Nimble Storage was introduced to me by Phil Sharratt, one of our lead engineers and someone who was as far as I knew a Netapp bigot. In a discussion that – uniquely in my experience of first meeting with vendors – started with how 10Gb ethernet connections would be managed under very specific circumstances, I managed to find out that some very well regarded vendors storage people had jumped onto Nimble, which had something special going in the way it had re-architected storage hardware.

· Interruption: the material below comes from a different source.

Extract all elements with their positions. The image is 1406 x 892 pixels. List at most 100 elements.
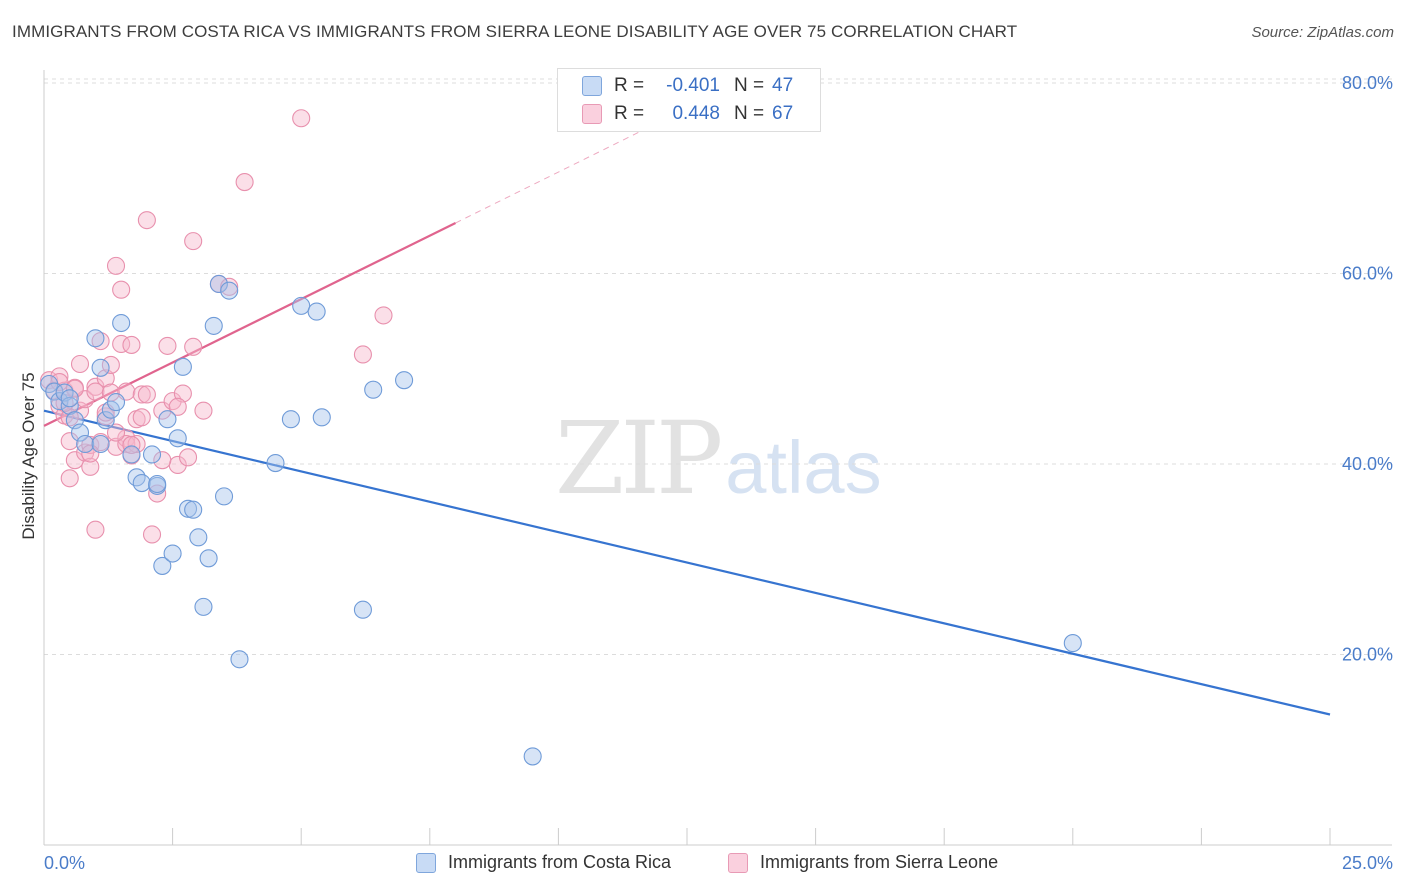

This something special turned out to be a hybrid flash and disk architecture based on Cache Accelerated Sequential Layout (CASL™), which takes a different angle on optimising the exceptional performance of flash disk with the lower cost and higher capacities of SATA hard disks. Without being too technical about this, the magic is to leverage modern CPU and RAM in the storage processors coupled with flash cache to transform random writes into sequential writes, which allows accelerated performance. They do it in a way where the disk itself is not the bottleneck – this is normally unheard of in the storage world!
There are also some impressive smarts in the way that the flash is written to, leveraging the nature of flash, which is really quick but actually quite clumsy in some respects. By using the big fat cache and processors, Nimble only writes to the flash in stripes that match the blocksize on the flash, which garners more efficiencies and incidentally allows cheaper SSD hardware and a longer MTBF. And they couple all of this with compression to generate even further efficiencies.
Over subsequent meetings, it turns out there is a really nice blend of simple and clever going on in the Nimble mix. Simple is the lean product line, easy scaling via more disk, more nodes or a faster engine. Simple is a lean interface to provision, snapshot or replicate data. Clever is the architecture and new way of using flash disks to allow in-line compression as data writes to the array with no performance impact. Clever is also the way they proactively support the systems (they call this proactive wellness). Both simple and clever is bundling all of the management, snapshot and replication software into each and every box
Nexus has been sold to by the best sales guys and guys with the best products, but very rarely has there been excitement and buy-in to the extent that Nimble has managed to generate. The proof is in the testing where we’re in the process of putting it through the paces to see how the hype is matched by the performance. Everyone seems quietly confident that the results will be good.
For a price point starting about $40,000, designed for Microsoft and VMware workloads and other mainstream products, with thin provisioning an especially interesting case, Nimble looks to me a very good fit with some compelling and possibly disruptive value propositions.
Adding Nimble to our portfolio which already includes EMC and Netapp, and a handful more, subject to the testing proving positive, is in line with our value that one size does not fit all. The other partners have a place. We look forward to the discussion to see where Nimble will fit into this space and to offering true choice to customers current and prospective.